Facts about Roberta Flack
Roberta Flack Biography
Roberta Flack was a singer of soulful jazz and pop ballads, especially hits from the 1970s that included “Feel Like Makin’ Love,” “The First Time Ever I Saw Your Face” and “Killing Me Softly.”
After a few years of teaching and playing in Washington, D.C. nightclubs, Flack was given a recording contract in 1968. Her first hit came next, a duet with Donny Hathaway on the Carole King tune “You’ve Got a Friend.” She got a bigger break when “The First Time Ever I Saw Your Face” was included on the jazz-tinged soundtrack for Clint Eastwood‘s 1971 film Play Misty For Me and became a hit again in 1972.
The title cut from Flack’s 1973 album Killing Me Softly became her biggest hit. (The song was famously inspired by her experience seeing songwriter Don McLean.) She had another hit with Donny Hathaway in 1972 with “Where Is The Love?” and was recording with him in 1979 when he died.

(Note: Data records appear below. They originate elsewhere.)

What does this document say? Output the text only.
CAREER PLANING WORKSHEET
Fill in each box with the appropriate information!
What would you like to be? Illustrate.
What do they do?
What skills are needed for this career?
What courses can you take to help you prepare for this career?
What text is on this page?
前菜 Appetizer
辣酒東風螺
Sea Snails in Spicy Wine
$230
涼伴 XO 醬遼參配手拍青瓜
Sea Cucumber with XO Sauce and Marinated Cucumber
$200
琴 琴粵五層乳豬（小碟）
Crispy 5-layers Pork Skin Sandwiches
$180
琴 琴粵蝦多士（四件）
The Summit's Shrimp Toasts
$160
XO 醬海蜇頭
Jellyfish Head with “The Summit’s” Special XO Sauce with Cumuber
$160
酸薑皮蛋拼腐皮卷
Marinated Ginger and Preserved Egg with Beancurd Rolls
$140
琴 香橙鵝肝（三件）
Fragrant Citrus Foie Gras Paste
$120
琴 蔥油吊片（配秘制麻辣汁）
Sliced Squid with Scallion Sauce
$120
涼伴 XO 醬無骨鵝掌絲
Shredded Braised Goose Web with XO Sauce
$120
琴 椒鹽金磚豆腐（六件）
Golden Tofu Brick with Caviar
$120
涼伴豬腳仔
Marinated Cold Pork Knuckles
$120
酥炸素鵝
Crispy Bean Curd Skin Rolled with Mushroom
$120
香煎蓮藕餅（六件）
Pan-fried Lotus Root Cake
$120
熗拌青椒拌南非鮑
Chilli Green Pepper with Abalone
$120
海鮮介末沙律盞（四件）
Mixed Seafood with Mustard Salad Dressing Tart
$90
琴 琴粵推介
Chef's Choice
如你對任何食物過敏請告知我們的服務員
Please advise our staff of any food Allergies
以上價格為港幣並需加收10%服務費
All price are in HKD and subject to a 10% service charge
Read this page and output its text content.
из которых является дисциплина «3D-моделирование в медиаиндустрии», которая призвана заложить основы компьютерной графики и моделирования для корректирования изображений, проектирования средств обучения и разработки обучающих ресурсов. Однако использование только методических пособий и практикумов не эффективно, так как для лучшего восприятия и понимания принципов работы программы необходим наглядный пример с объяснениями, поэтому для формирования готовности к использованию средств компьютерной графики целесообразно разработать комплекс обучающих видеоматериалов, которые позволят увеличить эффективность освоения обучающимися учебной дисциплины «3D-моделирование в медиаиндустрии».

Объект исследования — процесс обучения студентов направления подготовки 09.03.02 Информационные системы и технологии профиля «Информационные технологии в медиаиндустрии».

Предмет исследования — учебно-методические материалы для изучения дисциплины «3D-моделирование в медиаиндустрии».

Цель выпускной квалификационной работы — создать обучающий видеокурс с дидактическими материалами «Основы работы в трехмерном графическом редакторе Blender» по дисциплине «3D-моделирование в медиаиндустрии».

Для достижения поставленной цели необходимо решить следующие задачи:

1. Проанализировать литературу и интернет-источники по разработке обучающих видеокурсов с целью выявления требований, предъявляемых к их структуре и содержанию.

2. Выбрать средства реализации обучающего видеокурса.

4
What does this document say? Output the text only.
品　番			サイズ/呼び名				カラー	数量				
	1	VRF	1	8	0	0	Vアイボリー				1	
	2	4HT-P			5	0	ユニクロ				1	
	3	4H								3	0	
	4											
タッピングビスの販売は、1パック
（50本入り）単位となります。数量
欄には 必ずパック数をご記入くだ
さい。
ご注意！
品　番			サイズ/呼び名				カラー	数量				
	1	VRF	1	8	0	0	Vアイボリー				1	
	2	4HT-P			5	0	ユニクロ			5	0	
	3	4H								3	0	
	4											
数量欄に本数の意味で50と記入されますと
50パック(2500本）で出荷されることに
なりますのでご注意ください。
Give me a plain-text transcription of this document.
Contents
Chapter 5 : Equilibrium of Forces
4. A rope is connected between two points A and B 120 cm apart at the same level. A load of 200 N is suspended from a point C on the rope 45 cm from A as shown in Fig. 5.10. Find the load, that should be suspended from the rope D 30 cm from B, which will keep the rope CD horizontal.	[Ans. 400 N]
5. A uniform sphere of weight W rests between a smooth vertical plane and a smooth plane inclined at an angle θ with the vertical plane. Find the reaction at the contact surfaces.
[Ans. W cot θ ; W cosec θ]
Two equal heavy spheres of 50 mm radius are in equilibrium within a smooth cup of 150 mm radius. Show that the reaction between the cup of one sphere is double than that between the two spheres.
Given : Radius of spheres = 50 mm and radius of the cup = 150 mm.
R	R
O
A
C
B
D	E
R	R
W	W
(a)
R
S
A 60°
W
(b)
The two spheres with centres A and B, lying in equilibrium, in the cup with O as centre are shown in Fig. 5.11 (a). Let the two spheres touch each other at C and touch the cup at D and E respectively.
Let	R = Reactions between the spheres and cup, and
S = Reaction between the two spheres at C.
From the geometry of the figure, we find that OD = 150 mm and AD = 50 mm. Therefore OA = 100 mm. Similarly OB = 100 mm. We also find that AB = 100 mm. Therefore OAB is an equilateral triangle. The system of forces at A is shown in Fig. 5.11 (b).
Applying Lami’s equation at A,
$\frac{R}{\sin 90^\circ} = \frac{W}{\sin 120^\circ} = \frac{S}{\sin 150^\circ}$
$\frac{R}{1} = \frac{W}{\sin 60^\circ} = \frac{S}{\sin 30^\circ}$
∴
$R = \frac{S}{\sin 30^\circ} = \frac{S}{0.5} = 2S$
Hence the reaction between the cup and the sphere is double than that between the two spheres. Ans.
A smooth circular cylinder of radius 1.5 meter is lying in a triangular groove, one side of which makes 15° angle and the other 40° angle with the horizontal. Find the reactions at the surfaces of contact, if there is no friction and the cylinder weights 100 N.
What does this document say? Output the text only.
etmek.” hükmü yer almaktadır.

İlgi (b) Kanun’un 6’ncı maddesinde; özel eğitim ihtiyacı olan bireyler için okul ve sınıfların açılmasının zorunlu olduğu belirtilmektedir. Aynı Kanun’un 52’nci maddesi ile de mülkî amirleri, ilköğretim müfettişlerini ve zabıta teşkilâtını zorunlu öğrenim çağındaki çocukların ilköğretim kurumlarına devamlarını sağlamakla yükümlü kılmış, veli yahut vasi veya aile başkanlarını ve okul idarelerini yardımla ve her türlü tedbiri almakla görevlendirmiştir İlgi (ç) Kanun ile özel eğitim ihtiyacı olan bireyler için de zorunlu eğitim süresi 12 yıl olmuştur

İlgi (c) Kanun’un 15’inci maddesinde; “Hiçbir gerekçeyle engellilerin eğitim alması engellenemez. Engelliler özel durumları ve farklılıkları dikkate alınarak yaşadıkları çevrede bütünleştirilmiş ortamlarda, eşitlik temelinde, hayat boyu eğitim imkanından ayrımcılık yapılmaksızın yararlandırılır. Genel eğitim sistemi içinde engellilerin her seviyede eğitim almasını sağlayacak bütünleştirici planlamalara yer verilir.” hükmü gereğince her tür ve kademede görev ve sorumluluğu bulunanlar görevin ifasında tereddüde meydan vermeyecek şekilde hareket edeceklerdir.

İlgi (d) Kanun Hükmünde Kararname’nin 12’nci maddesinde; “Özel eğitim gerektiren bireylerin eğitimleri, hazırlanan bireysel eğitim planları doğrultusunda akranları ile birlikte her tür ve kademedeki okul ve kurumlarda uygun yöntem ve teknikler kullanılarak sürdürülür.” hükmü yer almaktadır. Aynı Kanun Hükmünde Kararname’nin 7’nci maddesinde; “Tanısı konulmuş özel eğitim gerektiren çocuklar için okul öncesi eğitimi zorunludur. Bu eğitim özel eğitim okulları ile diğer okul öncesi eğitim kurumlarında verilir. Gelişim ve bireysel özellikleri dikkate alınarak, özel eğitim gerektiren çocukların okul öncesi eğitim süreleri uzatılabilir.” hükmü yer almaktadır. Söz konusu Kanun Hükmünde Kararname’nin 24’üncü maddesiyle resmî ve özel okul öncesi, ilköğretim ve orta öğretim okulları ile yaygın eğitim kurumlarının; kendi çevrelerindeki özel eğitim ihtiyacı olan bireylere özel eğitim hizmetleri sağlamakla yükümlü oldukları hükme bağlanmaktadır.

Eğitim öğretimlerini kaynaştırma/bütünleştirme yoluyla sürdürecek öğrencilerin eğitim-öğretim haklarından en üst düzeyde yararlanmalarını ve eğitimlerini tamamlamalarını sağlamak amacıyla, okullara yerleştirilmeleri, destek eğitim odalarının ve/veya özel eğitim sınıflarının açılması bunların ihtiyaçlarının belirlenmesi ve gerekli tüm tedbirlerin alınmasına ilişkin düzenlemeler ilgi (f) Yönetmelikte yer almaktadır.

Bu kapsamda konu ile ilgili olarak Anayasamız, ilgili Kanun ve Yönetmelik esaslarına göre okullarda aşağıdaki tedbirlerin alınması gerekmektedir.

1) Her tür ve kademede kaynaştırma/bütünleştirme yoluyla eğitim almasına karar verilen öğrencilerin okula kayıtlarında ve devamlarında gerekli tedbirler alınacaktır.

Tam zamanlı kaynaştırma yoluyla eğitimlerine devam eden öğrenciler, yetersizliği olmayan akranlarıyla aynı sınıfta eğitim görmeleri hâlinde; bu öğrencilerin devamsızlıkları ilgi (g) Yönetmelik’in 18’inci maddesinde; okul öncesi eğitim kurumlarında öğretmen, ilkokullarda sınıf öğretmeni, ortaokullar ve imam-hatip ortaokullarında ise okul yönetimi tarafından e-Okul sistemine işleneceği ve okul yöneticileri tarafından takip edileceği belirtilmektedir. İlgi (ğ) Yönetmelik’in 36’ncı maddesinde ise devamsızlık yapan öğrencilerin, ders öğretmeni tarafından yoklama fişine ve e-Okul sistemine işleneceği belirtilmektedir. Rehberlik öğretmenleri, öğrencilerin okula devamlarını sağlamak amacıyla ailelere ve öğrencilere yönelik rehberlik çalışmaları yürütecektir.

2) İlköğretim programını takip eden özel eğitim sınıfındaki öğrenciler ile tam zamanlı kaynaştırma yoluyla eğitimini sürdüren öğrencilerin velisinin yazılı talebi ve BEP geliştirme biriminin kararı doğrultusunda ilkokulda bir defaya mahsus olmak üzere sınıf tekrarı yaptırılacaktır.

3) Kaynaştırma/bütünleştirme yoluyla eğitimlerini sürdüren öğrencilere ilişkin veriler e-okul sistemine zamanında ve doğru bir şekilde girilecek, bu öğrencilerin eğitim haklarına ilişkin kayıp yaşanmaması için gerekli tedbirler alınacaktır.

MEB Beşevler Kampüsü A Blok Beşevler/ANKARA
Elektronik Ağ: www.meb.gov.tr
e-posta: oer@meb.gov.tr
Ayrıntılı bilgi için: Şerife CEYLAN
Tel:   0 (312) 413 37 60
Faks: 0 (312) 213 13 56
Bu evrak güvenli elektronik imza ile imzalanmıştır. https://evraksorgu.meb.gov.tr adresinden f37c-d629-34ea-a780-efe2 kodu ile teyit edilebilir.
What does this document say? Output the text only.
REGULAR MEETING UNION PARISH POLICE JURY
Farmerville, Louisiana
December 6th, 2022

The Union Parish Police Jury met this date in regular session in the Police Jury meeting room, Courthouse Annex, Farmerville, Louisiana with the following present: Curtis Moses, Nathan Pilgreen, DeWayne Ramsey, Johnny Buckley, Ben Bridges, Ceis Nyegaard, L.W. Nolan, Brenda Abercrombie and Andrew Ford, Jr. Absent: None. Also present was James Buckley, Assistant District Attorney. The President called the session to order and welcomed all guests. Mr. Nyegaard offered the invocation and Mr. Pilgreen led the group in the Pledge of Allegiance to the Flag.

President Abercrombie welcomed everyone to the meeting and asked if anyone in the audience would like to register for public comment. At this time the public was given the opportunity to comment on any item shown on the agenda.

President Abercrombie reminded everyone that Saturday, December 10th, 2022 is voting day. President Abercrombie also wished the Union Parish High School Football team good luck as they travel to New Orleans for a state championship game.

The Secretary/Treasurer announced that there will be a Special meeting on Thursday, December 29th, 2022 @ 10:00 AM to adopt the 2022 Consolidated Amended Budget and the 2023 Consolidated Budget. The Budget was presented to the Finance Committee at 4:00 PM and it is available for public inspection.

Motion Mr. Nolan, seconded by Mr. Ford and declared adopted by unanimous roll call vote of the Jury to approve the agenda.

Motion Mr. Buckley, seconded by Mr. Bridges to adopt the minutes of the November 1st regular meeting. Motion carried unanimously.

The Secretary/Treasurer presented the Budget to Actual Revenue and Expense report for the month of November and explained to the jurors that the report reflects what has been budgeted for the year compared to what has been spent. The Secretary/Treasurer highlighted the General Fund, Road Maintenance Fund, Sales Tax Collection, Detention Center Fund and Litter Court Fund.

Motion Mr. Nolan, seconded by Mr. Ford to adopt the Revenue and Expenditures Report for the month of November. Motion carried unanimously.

In the 1980s, Roberta Flack toured and collaborated with Peabo Bryson, composed and recorded the soundtrack to Bustin’ Loose (1981, starring Richard Pryor), appeared with Miles Davis many times, and had hit singles with “Making Love” and “Set the Night to Music” (a duet with Maxi Priest). Nominated for a Grammy for 1994’s Roberta, Flack went on the gain a new audience in 1996 when The Fugees had a hit with their version of “Killing Me Softly.”
Roberta Flack announced in 2022 that she had ALS, often known as Lou Gehrig‘s Disease, and could no longer perform. She died three years later, in 2025.